In this play, idealism opposes life itself, with its messiness and its impure combination of good and bad. When Brick tells Big Daddy that he drinks out of disgust with mendacity, he reveals that he is an idealist. Big Daddy explains to his son that he too feels surrounded by mendacity, it thrives in his family, in the church, in his clubs, even in himself, forcing him to make a pretense of liking it all. But Big Daddy is a realist—he keeps his ideals separate from his life. Big Daddy enjoys living: his idea of celebrating his new lease on life is to find a woman, "smother her with minks and hump her from hell to breakfast."

Brick, on the other hand, eschews sexual passion absolutely, looking up at the cool moon as a model of the ideal detachment he wants in his life and relationships.

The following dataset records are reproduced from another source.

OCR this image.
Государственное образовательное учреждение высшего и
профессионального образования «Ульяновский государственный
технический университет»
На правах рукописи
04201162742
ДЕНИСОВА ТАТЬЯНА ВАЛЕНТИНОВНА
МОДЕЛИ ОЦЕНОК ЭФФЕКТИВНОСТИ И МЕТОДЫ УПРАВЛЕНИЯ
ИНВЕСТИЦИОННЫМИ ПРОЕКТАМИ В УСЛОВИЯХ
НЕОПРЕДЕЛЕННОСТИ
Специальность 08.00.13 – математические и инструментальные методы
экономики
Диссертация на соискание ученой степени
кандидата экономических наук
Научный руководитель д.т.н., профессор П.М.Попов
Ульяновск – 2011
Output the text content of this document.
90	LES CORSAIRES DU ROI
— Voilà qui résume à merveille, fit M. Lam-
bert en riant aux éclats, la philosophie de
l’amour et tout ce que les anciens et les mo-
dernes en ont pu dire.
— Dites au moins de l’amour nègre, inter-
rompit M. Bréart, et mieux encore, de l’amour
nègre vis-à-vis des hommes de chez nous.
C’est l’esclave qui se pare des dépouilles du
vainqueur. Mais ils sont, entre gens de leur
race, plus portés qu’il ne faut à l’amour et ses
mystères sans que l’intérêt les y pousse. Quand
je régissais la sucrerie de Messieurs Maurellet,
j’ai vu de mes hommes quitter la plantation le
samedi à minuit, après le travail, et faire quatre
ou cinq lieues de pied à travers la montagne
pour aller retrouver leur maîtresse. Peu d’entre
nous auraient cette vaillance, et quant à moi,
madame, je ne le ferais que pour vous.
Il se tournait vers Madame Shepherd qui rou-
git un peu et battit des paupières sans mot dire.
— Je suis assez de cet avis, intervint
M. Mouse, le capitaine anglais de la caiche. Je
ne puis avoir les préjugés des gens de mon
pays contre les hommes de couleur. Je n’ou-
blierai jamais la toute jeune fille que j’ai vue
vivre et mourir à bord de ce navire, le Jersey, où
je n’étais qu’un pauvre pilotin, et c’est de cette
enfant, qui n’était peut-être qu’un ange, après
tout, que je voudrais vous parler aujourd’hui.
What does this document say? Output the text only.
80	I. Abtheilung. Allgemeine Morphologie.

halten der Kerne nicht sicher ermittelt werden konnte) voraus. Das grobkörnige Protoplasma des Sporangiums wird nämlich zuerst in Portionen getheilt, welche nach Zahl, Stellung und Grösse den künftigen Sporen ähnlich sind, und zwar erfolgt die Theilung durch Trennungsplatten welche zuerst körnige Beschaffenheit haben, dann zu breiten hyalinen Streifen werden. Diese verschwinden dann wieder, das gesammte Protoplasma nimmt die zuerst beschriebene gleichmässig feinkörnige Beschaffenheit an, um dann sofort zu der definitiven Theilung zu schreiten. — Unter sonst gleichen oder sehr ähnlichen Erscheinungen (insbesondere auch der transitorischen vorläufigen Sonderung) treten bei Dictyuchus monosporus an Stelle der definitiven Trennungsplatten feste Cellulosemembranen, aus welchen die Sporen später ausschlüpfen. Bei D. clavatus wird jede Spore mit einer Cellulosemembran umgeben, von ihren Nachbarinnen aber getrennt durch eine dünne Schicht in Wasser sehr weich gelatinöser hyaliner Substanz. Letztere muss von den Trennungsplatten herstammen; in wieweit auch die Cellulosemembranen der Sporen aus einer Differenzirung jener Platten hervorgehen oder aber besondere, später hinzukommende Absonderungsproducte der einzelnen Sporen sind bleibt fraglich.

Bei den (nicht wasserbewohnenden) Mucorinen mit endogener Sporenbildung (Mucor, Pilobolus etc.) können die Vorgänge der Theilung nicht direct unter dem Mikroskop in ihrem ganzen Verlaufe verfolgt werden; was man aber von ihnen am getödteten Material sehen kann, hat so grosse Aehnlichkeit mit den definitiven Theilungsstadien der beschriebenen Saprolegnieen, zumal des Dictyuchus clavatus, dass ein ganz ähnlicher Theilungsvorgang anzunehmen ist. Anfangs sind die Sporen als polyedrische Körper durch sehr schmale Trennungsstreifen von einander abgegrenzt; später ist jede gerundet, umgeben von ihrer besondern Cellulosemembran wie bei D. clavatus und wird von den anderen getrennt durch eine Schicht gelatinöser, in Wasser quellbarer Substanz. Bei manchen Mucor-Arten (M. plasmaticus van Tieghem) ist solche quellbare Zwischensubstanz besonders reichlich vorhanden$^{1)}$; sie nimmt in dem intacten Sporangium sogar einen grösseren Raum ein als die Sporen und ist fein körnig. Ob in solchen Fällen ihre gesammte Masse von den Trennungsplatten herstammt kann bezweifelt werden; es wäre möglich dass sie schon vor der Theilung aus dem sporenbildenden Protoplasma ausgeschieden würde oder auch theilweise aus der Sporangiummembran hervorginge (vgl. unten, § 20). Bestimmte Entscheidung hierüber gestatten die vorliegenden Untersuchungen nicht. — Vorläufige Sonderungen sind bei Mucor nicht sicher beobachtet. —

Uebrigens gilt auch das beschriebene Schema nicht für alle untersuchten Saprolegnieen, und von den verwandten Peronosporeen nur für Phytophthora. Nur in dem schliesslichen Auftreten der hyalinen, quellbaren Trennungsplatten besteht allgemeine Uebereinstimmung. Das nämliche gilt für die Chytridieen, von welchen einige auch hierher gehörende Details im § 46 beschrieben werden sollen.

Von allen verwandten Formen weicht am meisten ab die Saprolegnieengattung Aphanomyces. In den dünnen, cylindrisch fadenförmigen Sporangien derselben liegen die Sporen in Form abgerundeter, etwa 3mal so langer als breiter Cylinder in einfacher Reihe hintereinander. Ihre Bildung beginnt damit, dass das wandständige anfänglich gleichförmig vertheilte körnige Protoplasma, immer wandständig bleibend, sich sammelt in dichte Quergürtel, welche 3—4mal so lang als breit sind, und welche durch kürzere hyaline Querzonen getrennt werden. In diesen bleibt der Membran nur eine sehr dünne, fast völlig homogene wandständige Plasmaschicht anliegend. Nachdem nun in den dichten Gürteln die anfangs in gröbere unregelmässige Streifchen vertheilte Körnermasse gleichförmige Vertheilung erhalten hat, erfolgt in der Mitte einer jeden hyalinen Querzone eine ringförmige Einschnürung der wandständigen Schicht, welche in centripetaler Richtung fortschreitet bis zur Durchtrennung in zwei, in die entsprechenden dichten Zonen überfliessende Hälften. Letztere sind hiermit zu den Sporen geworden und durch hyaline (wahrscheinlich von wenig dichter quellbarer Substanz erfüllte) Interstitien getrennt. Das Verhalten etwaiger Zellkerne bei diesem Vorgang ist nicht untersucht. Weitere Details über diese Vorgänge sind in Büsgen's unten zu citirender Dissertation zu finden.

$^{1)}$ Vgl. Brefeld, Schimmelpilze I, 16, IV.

Brick's form of idealism is an escape from life Maggie refuses to let him escape, however. She accuses him of feeling a passion for Skipper so "damn clean" and incorruptible that it was incompatible with life—"death was the only ice box where you could keep it," she tells him. Maggie defies Brick's sterile idealism, his death-in-life oblivion achieved through alcohol, and she demands that he cure it with life—by fathering a child.